Sex Therapy


by Randall Frederick

A few months ago, it became public knowledge that I will be attending “sex school” after finishing my second masters program. Telling my family has been a slow process. My father isn’t bothered by the idea of his sin studying sex; he’s more concerned about educational debt. My mother and step-mother have expressed reservations and moral objections. They’ve known about this side of me for some time now.

But for my friends, this is new territory. Most have never heard about sexual education outside of that single instance in high school Health class where their teacher was sweaty, nervous, evasive and awkward.

I didn’t exactly send a press release. It was just one of those things. You go out to dinner, or maybe a bar, start talking about sex, and then there it is, “You know… I don’t tell everyone this, but… after I’m finished with school here, I plan to…”
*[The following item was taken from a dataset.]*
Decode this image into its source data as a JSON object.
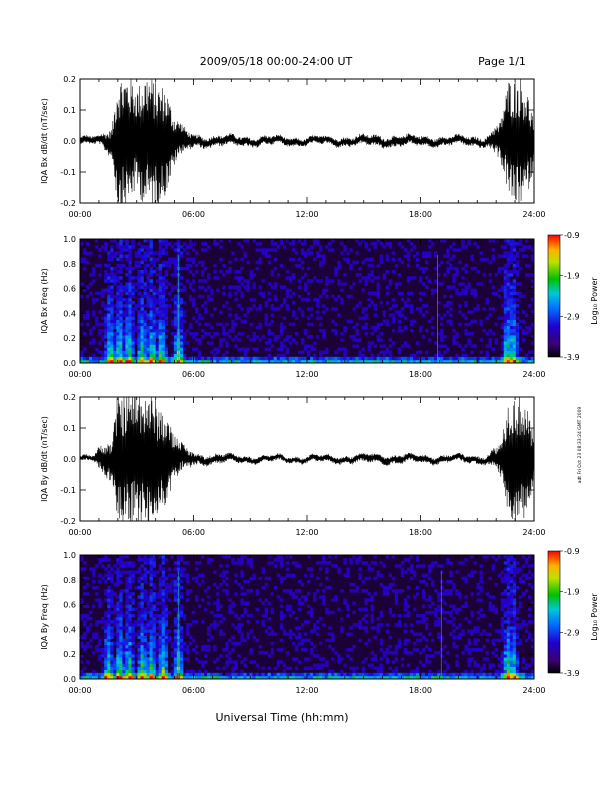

Before you can say Jack Rabbit, you’re approached at a party. “So I heard you were…” and it’s now all anyone wants to talk about with you. One guy wonders how much masturbation is normal, another says she’s never had an orgasm, another says she can only climax while riding a horse. Though it’s “out there” – I’m not sure who knows until I’m approached, I decided to take the initiative and slowly try to make my friends aware of this side of myself as much as my professional endeavors by hinting at it, gauging their reactions, and proceeding – or not – as/where/if appropriate.

Some have suspected my interest already. I am currently in a field where sex is often discussed in moral, ethical, and philosophical ways, and I have been notably vocal on my campus for some time now. Many of those conversations are not entirely honest, do not accurately reflect current data, or are not applicable to the lives of people who are… how can I put this… “not having sex.” For example, saying that “perverts go to prison” does not take into account many factors of import like, What constitutes a “pervert”? Is that term is appropriate? Helpful? Or just our way of sexually shaming someone whose sexual interests are neither illegal or immoral but are far more tame than that of the “perverts” we criminalize? Perversion, I am sure you know, can be and often is legal… even if it is not our particular kink.

One of the things that I admire most about Alfred Kinsey, William H. Masters and Virginia E. Johnson is the way that they challenged the standard objections “questions” that my parents and (some of) my friends bring up. Sex therapy (re: sexology) is a field that requires a high degree of listening and understanding before we make conclusions and while morality and sexuality frequently intersect, they do not have to in all instances. And those places where we believe they don’t intersect are often curious. That is, many feel that sex before marriage is “wrong.” But anything sexual inside of a marriage is “right.” I’m not sure I agree with either statement. In many instances, this kind of Flip-A-Switch “morality” has excused and blessed nonconsensual sex within marriage – which I hope many would agree is more of a moral issue than premarital sex. Unfortunately, because vows were spoken and names were filed in public record many see nonconsensual sex within marriage as a gray area. This creates a society where we feel we should be very vocal against sex before marriage, but silent about it afterwards.

The line of sexual studies that I am preparing for, while giving attention to moral and ethical paradigms, does not stop there. It focuses on the mechanics as much as the psychological.

Sex is often a difficult thing to talk about because it is so pervasive. Even refraining from sex is no simple matter. Is it for health reasons? Psychological? Spiritual? And what happens to the body in the meantime? Or our partners desires? Sex is physical, spiritual, emotional, relational, and even a communal act in some sense, whether we are “doing it” or not. While it may seem conventional, even traditional, to believe that people will “just figure it out” in time, the reality is that lack of communication, physical differences, hormonal changes and fluctuations, physical and sexual health, chemical reactions to food and medicines, maturation on the life cycle, and the influence of media sources all affect the personal as well as coupled relations. These are things that need to be talked through, worked out, even at times “played with.”

Sex may very well be a natural activity, but good sex, mutually satisfactory sex, does not come naturally to many. If it did, then we would not have so many magazine articles providing tips, films unashamedly marketed to our sexual desires, or see a steady rise in the economy of the porn industry.

While I may not be entirely “open” about my professional trajectory, it becomes more clear every day why we need informed conversations about sexual matters.